Slate points out, he spent years promoting Crosscheck, a program that ostensibly detected double voting but actually had an error rate of 99.5 percent. He pushed a law that compelled Kansans to provide proof of citizenship in order to register to vote, then defended it himself at trial—at which point it became clear that he had zero understanding of the basic rules of civil procedure. A federal judge repeatedly reprimanded him during the hearings, then ruled against him and held him in contempt of court. Although a lawyer, he was ordered to take six hours of remedial legal classes. Kobach also built a lucrative legal practice talking cities into passing ordinances that punished landlords and employers who did business with undocumented immigrants, only to then lose in court when the laws were inevitably challenged.
All of his added up to a 4.5 points loss for him. (His career might be dead unless Trump, as per rumor, nominates him to replace Jeff Sessions as Attorney General. That, if nothing else, would make for joyous confirmation theater as Democrats publicize his record of mischief.)
Brat lost by a smaller 1.5 point margin. But the outcome was still stunning given that only four short years ago, Brat, a professor and a political neophyte, ousted House Majority Leader Eric Cantor in an upset victory largely by berating Cantor’s support for comprehensive immigration reform. In this round, not only did Trump endorse him but Steve Bannon traveled to Virginia to stump for him. His opponent, Abigail Spanberger, however, made Brat’s hardline position a major campaign issue, mobilizing suburban women against him in an open repudiation of his and Trump’s anti-immigration agenda.

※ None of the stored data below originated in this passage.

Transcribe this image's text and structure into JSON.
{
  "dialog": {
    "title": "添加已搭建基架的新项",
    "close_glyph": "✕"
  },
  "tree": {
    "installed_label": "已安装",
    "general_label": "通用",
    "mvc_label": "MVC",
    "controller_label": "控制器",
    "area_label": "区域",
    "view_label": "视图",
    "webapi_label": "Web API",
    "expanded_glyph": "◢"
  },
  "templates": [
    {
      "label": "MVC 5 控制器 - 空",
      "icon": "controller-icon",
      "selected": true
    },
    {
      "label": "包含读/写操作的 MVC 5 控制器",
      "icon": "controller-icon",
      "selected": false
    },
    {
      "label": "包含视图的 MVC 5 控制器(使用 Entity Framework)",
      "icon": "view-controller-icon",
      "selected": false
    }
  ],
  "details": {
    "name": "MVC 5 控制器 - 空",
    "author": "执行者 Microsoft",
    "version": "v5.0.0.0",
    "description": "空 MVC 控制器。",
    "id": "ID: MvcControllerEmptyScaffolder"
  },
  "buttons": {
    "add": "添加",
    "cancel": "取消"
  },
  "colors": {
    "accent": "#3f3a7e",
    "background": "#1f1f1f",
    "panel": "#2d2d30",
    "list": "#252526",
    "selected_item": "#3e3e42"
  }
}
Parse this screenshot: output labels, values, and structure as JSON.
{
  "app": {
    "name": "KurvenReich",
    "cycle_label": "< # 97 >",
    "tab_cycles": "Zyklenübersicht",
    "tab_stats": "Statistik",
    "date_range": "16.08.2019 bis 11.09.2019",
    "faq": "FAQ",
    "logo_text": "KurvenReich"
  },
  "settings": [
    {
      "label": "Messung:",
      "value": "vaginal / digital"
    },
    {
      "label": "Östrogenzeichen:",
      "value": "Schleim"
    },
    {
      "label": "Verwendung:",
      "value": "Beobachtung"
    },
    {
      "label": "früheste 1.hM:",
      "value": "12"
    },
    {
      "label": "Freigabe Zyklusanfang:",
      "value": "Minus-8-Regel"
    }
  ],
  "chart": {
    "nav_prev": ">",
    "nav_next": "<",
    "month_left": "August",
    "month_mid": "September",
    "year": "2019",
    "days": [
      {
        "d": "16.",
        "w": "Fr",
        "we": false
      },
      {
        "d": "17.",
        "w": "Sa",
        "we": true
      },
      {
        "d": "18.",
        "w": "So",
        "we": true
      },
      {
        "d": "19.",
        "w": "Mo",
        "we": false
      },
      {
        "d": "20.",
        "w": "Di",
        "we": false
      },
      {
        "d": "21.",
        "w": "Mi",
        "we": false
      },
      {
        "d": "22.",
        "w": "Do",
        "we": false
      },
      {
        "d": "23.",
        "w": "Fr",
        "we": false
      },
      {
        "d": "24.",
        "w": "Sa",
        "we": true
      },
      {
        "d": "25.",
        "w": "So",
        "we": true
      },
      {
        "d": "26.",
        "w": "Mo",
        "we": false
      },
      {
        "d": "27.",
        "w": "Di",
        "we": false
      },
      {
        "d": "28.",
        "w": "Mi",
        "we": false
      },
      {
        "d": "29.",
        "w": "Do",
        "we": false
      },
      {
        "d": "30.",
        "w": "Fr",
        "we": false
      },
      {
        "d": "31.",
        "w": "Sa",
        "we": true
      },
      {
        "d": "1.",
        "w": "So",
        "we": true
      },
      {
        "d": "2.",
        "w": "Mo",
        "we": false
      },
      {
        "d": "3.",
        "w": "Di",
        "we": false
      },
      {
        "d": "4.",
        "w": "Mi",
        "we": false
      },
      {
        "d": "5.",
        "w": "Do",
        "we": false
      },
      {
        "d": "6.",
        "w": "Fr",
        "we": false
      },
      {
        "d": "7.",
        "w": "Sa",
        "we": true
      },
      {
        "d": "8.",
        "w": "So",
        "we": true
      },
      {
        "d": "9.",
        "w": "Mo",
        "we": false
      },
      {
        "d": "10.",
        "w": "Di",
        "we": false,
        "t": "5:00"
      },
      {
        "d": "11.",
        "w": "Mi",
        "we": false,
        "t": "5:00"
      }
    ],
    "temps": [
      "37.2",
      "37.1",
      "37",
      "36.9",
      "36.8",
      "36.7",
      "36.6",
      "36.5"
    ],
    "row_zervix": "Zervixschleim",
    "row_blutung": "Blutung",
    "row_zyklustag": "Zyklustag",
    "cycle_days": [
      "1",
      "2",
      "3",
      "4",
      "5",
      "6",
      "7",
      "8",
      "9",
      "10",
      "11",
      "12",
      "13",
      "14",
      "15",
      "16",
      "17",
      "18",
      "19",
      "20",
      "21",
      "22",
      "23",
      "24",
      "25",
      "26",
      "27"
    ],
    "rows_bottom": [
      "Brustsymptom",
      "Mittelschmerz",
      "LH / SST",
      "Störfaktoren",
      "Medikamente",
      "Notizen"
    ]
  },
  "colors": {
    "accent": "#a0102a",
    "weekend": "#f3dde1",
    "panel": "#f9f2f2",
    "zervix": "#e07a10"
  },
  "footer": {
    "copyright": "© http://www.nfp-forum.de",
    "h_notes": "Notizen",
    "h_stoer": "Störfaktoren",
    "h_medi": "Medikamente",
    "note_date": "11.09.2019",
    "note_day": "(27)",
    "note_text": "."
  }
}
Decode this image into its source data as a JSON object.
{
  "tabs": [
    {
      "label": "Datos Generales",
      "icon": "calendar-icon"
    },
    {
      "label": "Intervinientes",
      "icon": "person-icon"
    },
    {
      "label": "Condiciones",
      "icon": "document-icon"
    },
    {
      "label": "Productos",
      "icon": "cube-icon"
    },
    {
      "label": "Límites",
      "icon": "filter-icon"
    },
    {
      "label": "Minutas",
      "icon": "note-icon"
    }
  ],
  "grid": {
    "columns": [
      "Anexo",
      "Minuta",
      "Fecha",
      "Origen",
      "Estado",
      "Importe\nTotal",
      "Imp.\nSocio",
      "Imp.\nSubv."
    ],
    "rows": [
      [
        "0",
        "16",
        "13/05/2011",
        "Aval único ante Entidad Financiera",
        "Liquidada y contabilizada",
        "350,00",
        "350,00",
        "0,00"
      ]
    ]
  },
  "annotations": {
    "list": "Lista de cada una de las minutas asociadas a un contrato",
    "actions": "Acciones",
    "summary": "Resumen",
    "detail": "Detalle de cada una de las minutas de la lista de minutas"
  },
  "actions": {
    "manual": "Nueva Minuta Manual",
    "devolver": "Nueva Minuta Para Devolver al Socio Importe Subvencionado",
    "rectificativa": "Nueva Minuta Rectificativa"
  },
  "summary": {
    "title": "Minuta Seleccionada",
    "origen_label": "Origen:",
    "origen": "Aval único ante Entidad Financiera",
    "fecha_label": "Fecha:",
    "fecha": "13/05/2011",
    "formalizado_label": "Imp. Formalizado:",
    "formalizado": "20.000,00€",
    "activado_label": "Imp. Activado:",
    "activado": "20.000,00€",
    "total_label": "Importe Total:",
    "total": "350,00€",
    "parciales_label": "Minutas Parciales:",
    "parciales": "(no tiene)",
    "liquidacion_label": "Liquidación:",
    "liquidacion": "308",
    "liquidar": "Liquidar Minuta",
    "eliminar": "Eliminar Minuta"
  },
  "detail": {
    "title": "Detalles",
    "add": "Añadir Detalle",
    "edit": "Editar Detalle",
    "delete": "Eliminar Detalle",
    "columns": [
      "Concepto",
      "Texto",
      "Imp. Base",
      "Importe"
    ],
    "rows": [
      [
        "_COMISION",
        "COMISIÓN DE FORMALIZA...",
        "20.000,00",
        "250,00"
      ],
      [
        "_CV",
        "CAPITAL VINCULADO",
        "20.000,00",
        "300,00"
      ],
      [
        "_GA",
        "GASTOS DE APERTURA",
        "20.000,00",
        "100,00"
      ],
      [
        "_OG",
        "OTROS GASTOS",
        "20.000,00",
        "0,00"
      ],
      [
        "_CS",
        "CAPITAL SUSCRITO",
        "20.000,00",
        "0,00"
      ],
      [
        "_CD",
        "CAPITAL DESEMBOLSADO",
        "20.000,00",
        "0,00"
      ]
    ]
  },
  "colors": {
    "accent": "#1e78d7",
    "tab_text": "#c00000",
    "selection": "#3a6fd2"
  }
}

One last thing, some Republicans are suggesting that Trump’s harsh immigration policies and rhetoric delivered for Ron DeSantis in the Florida gubernatorial race. DeSantis’ opponent was Andrew Gillum, an arch progressive lefty, whose nomination everyone initially believed meant a sure-shot victory for DeSantis. After all, Republicans have won the governor’s race in this state for the past 20 years. But DeSantis eked out a mere 0.7 point victory. Why? Because DeSantis’ alignment with the president in a heavily Latino district was major liability. Had he not gone full-blown Trumpist and refused to distance himself from the president’s excrescences on the caravan and birthright citizenship, there is a very good chance that he would have won by a far wider margin. Ditto for the Ted Cruz-Beto O’ Rourke Texas senatorial race that Cruz won by a mere 1.5 points!
It is hard to see these results as anything other than a repudiation of Trump’s hardline immigration nonsense. As Cato Institute’s David Bier notes, the House is now the most pro-immigration it has been since at least the 19th century. The last time the Democrats controlled the House, they couldn’t even get a majority of the House to support a very restrictive version of the Dream Act. This time, House Democrats are unified on providing a pathway to citizenship for Dreamers, legalization of long-time illegal residents, and doubling legal immigration, while permitting only moderate enforcement measures to be attached. There are no anti-immigration Democrats in the House now. In addition, a contingent of pro-immigration Republicans survived, and they would likely join any effort to improve the legal system.
So the question now is if Trump will get the message and start working with Democrats on sensible immigration reform sans his poison pills like demanding a 40 percent cut in legal immigration in exchange for legalization of Dreamers. Or keep doubling down on a bad bet and do to the Republican Party what he did to his casinos: Bankrupt it with his ill-advised gamble.